Paul Tesori, Tom Kim’s caddy, offered his take on the controversy when he joined Brian Crowell and Frank Darby in SiriusXM PGA Tour Radio on sunday.
“Obviously, I’ve witnessed three scenarios where members of the US team were very blunt with Tom and yes, cursed at him and got very personal,” Tesori said. “And at the end of the day, nobody wants that. These two guys who had done that, I don’t think it’s in their character at all. I know one of them apologized, which is great. The heat of the moment got to him. But I want to say something about it. When Tom mentioned this in Saturday’s press conference, I didn’t know he had done it. And when he came in, he shared with me what he did, and that’s part of what a 52-year-old veteran can share with a 22-year-old. I said, Tom, you have every right to feel the way you did.

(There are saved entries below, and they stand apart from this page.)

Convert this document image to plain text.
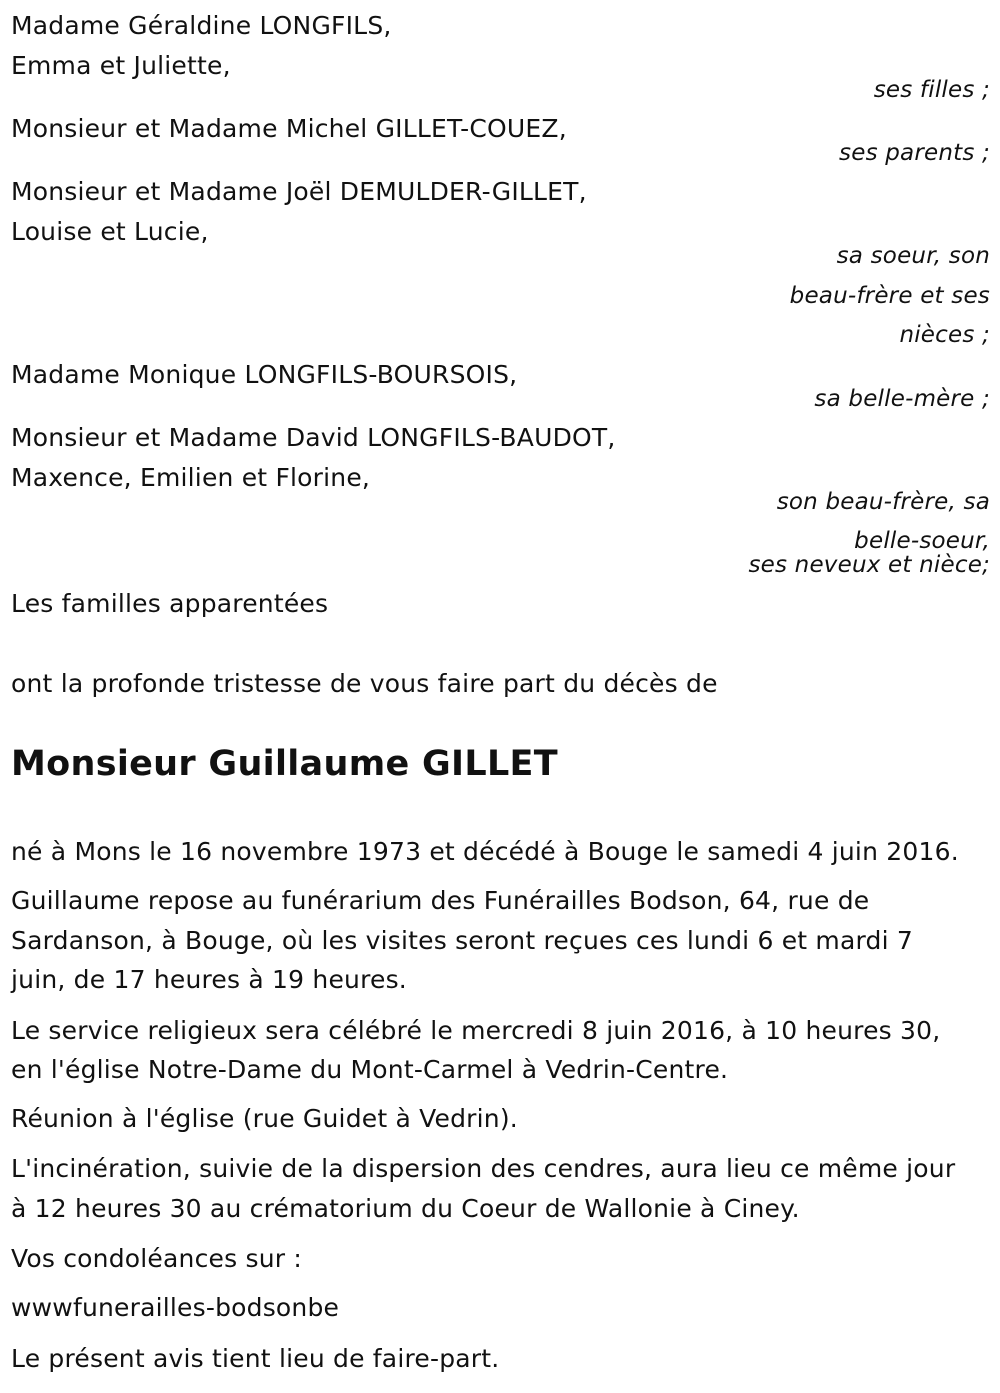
Madame Géraldine LONGFILS,
Emma et Juliette,
ses filles ;
Monsieur et Madame Michel GILLET-COUEZ,
ses parents ;
Monsieur et Madame Joël DEMULDER-GILLET,
Louise et Lucie,
sa soeur, son
beau-frère et ses
nièces ;
Madame Monique LONGFILS-BOURSOIS,
sa belle-mère ;
Monsieur et Madame David LONGFILS-BAUDOT,
Maxence, Emilien et Florine,
son beau-frère, sa
belle-soeur,
ses neveux et nièce;
Les familles apparentées
ont la profonde tristesse de vous faire part du décès de
Monsieur Guillaume GILLET
né à Mons le 16 novembre 1973 et décédé à Bouge le samedi 4 juin 2016.
Guillaume repose au funérarium des Funérailles Bodson, 64, rue de
Sardanson, à Bouge, où les visites seront reçues ces lundi 6 et mardi 7
juin, de 17 heures à 19 heures.
Le service religieux sera célébré le mercredi 8 juin 2016, à 10 heures 30,
en l'église Notre-Dame du Mont-Carmel à Vedrin-Centre.
Réunion à l'église (rue Guidet à Vedrin).
L'incinération, suivie de la dispersion des cendres, aura lieu ce même jour
à 12 heures 30 au crématorium du Coeur de Wallonie à Ciney.
Vos condoléances sur :
wwwfunerailles-bodsonbe
Le présent avis tient lieu de faire-part.
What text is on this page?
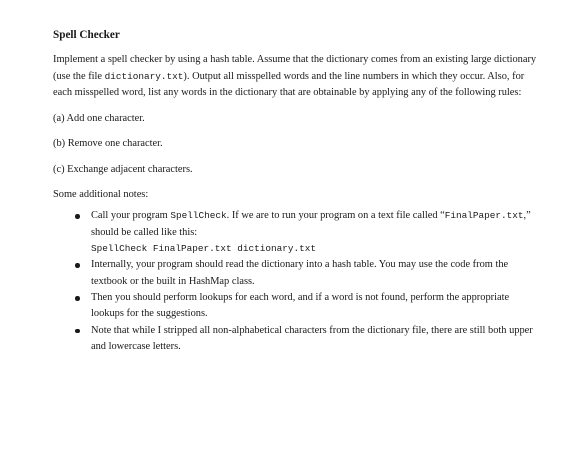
Spell Checker

Implement a spell checker by using a hash table. Assume that the dictionary comes from an existing large dictionary (use the file dictionary.txt). Output all misspelled words and the line numbers in which they occur. Also, for each misspelled word, list any words in the dictionary that are obtainable by applying any of the following rules:

(a) Add one character.

(b) Remove one character.

(c) Exchange adjacent characters.

Some additional notes:

Call your program SpellCheck. If we are to run your program on a text file called “FinalPaper.txt,” should be called like this:
SpellCheck FinalPaper.txt dictionary.txt
Internally, your program should read the dictionary into a hash table. You may use the code from the textbook or the built in HashMap class.
Then you should perform lookups for each word, and if a word is not found, perform the appropriate lookups for the suggestions.
Note that while I stripped all non-alphabetical characters from the dictionary file, there are still both upper and lowercase letters.
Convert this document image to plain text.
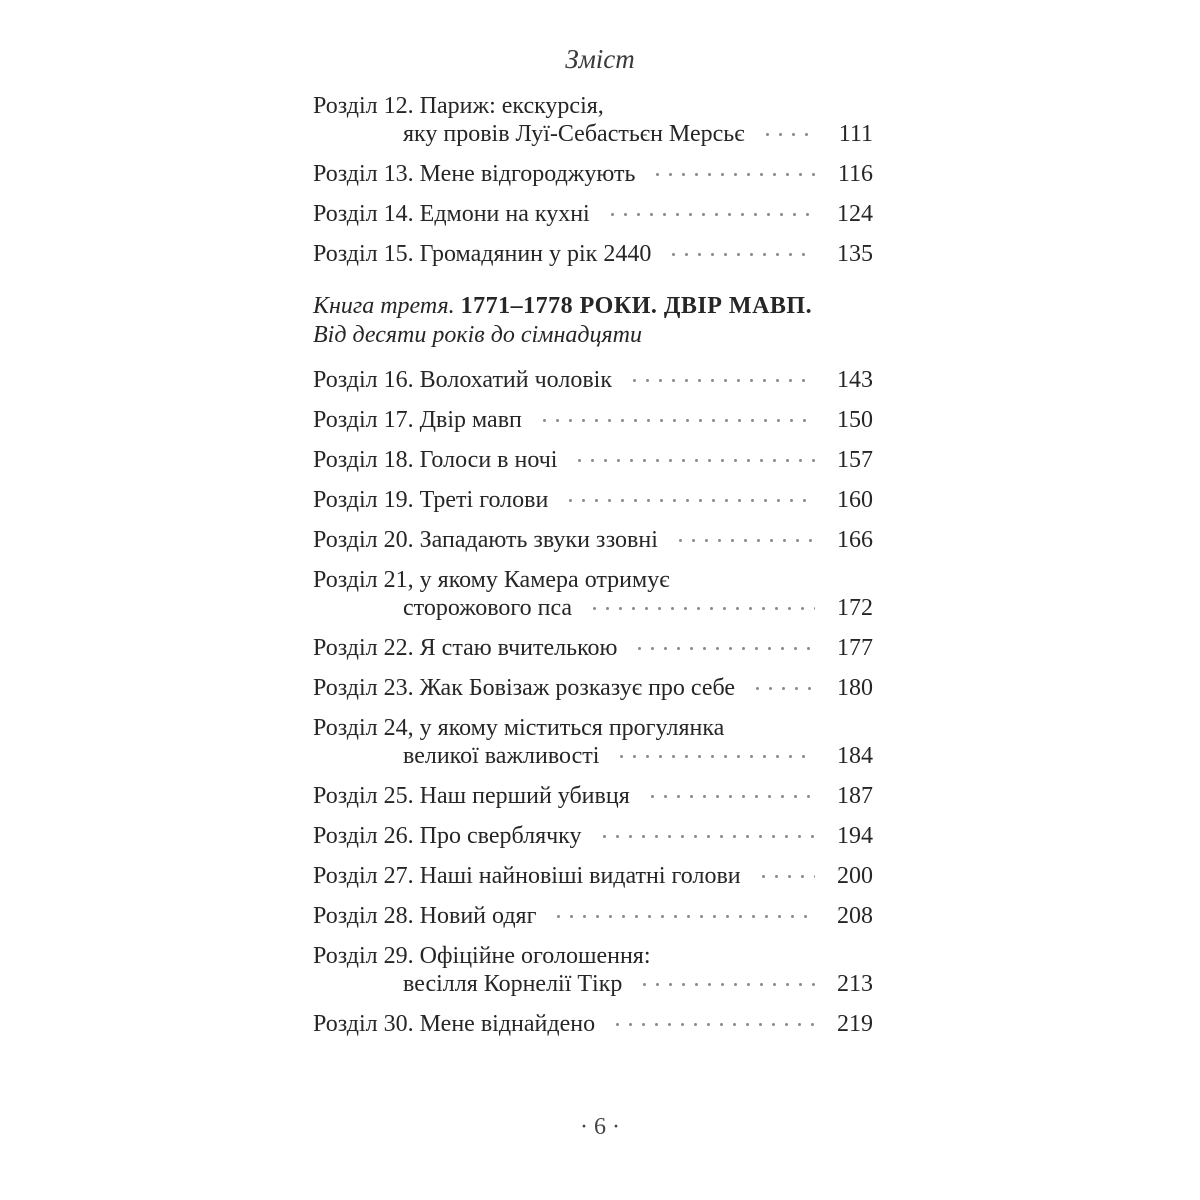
Зміст
Розділ 12. Париж: екскурсія,
яку провів Луї-Себастьєн Мерсьє	111
Розділ 13. Мене відгороджують	116
Розділ 14. Едмони на кухні	124
Розділ 15. Громадянин у рік 2440	135
Книга третя. 1771–1778 РОКИ. ДВІР МАВП.
Від десяти років до сімнадцяти
Розділ 16. Волохатий чоловік	143
Розділ 17. Двір мавп	150
Розділ 18. Голоси в ночі	157
Розділ 19. Треті голови	160
Розділ 20. Западають звуки ззовні	166
Розділ 21, у якому Камера отримує
сторожового пса	172
Розділ 22. Я стаю вчителькою	177
Розділ 23. Жак Бовізаж розказує про себе	180
Розділ 24, у якому міститься прогулянка
великої важливості	184
Розділ 25. Наш перший убивця	187
Розділ 26. Про сверблячку	194
Розділ 27. Наші найновіші видатні голови	200
Розділ 28. Новий одяг	208
Розділ 29. Офіційне оголошення:
весілля Корнелії Тікр	213
Розділ 30. Мене віднайдено	219
· 6 ·
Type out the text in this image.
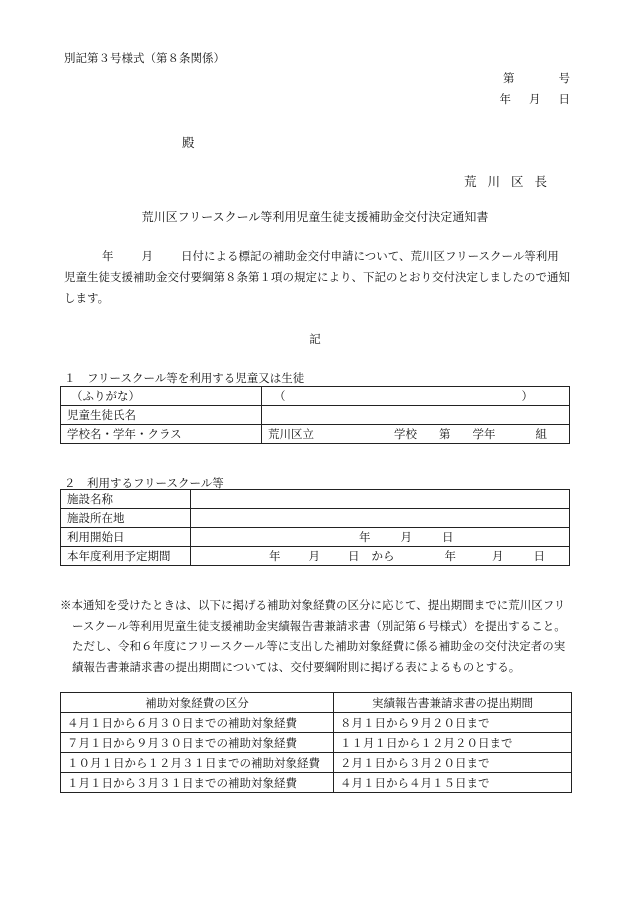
別記第３号様式（第８条関係）
第	号
年 月 日
殿
荒川区長
荒川区フリースクール等利用児童生徒支援補助金交付決定通知書
年 月 日付による標記の補助金交付申請について、荒川区フリースクール等利用児童生徒支援補助金交付要綱第８条第１項の規定により、下記のとおり交付決定しましたので通知します。
記
１　フリースクール等を利用する児童又は生徒
（ふりがな）	（ ）

児童生徒氏名	
学校名・学年・クラス	荒川区立 学校 第 学年 組
２　利用するフリースクール等
施設名称	
施設所在地	
利用開始日	年 月 日
本年度利用予定期間	年 月 日 から 年 月 日

※本通知を受けたときは、以下に掲げる補助対象経費の区分に応じて、提出期間までに荒川区フリースクール等利用児童生徒支援補助金実績報告書兼請求書（別記第６号様式）を提出すること。ただし、令和６年度にフリースクール等に支出した補助対象経費に係る補助金の交付決定者の実績報告書兼請求書の提出期間については、交付要綱附則に掲げる表によるものとする。

補助対象経費の区分	実績報告書兼請求書の提出期間
４月１日から６月３０日までの補助対象経費	８月１日から９月２０日まで
７月１日から９月３０日までの補助対象経費	１１月１日から１２月２０日まで
１０月１日から１２月３１日までの補助対象経費	２月１日から３月２０日まで
１月１日から３月３１日までの補助対象経費	４月１日から４月１５日まで
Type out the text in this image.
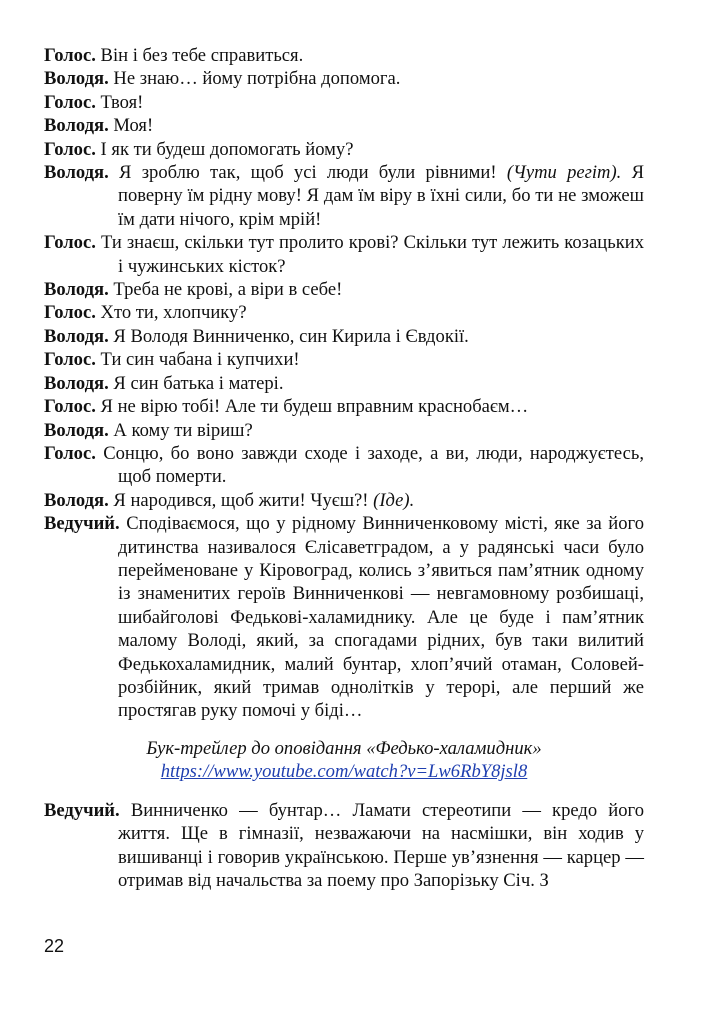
Голос. Він і без тебе справиться.

Володя. Не знаю… йому потрібна допомога.

Голос. Твоя!

Володя. Моя!

Голос. І як ти будеш допомогать йому?

Володя. Я зроблю так, щоб усі люди були рівними! (Чути регіт). Я поверну їм рідну мову! Я дам їм віру в їхні сили, бо ти не зможеш їм дати нічого, крім мрій!

Голос. Ти знаєш, скільки тут пролито крові? Скільки тут лежить козацьких і чужинських кісток?

Володя. Треба не крові, а віри в себе!

Голос. Хто ти, хлопчику?

Володя. Я Володя Винниченко, син Кирила і Євдокії.

Голос. Ти син чабана і купчихи!

Володя. Я син батька і матері.

Голос. Я не вірю тобі! Але ти будеш вправним краснобаєм…

Володя. А кому ти віриш?

Голос. Сонцю, бо воно завжди сходе і заходе, а ви, люди, народжуєтесь, щоб померти.

Володя. Я народився, щоб жити! Чуєш?! (Іде).

Ведучий. Сподіваємося, що у рідному Винниченковому місті, яке за його дитинства називалося Єлісаветградом, а у радянські часи було перейменоване у Кіровоград, колись з’явиться пам’ятник одному із знаменитих героїв Винниченкові — невгамовному розбишаці, шибайголові Федькові-халамиднику. Але це буде і пам’ятник малому Володі, який, за спогадами рідних, був таки вилитий Федькохаламидник, малий бунтар, хлоп’ячий отаман, Соловей-розбійник, який тримав однолітків у терорі, але перший же простягав руку помочі у біді…

Бук-трейлер до оповідання «Федько-халамидник»
https://www.youtube.com/watch?v=Lw6RbY8jsl8

Ведучий. Винниченко — бунтар… Ламати стереотипи — кредо його життя. Ще в гімназії, незважаючи на насмішки, він ходив у вишиванці і говорив українською. Перше ув’язнення — карцер — отримав від начальства за поему про Запорізьку Січ. З

22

“One of them, I saw a foot away from me. And the feelings I had inside were very New York Bethpagey. I wanted to react physically and I was upset by what had happened, but at the end of the day I also know the character of the person it happened to, I don’t believe that’s the case and Tom handled it very well. Now, there’s no reason for him to go to the media, and we know in the world we live in now, even if there was video evidence of what happened, half the world will think he’s a kid and the other half will to go to think it is viable.”
Tesori said they were “only two of the 24 guys who acted in a way that I would be ashamed to act”, but added that Kim must have a thicker skin.
“At the end of the day, he can’t go to the media and spell it out,” Tesori said. “You have to go talk to your captains about it, go talk to your teammates about it and it’s a learning experience for Tom. And I think that’s what it comes down to.”
Kim was also involved in an incident with Scheffler during Thursday’s four-ball session. Kim screamed and celebrated after making a long birdie putt on the 7th hole, but Scheffler brushed it off shortly after birdieing it, yelling “What was that?” to Kim.
On the 8th, Kim made another birdie and followed it up with another vocal celebration, but Kim and Sungjae Im didn’t stop to watch Scheffler tee off, instead walking to the 9th green.
“Well, that borders on bad behavior there,” analyst Paul McGinley said on the air. “This is disrespectful, in my opinion. I know it’s competitive out there. But it certainly shows you that there’s an underlying advantage here that it’s not all fun and games.”
On PGA Tour Radio Sunday, Tesori said Kim and Im walked to the 9th tee after assistant captain Camilo Villegas instructed them to do so.
Outwardly to Camilo, he thought, ‘Oh my god, this is getting bad; this is getting personal; this is going to go to a bad place and I’m going to get these guys out of here because when Scottie makes that 9-footer, he’s going to be looking right at Tom,’” Tesori said. “Camilo admitted that he was wrong. He shouldn’t have done that. His guilt was, ‘I have to get them out of this situation.’
American assistant captain Kevin Kisner was on the green when it happened. He was on Barstool’s Fore Play Podcast last week and called the movement the “Bush League.” He said he spoke to Villegas a few days later to sort things out.
“He said, ‘Dude, I’ll just be honest with you, when I saw Scottie (yells back at 7), I was a little scared for my boys; he was the scariest-looking Scottie Scheffer I’d ever seen, so I just didn’t want him to take a layup and have something go wrong,” Kisner said. “I’ll take your word for it, but I still thought it was bulls–.”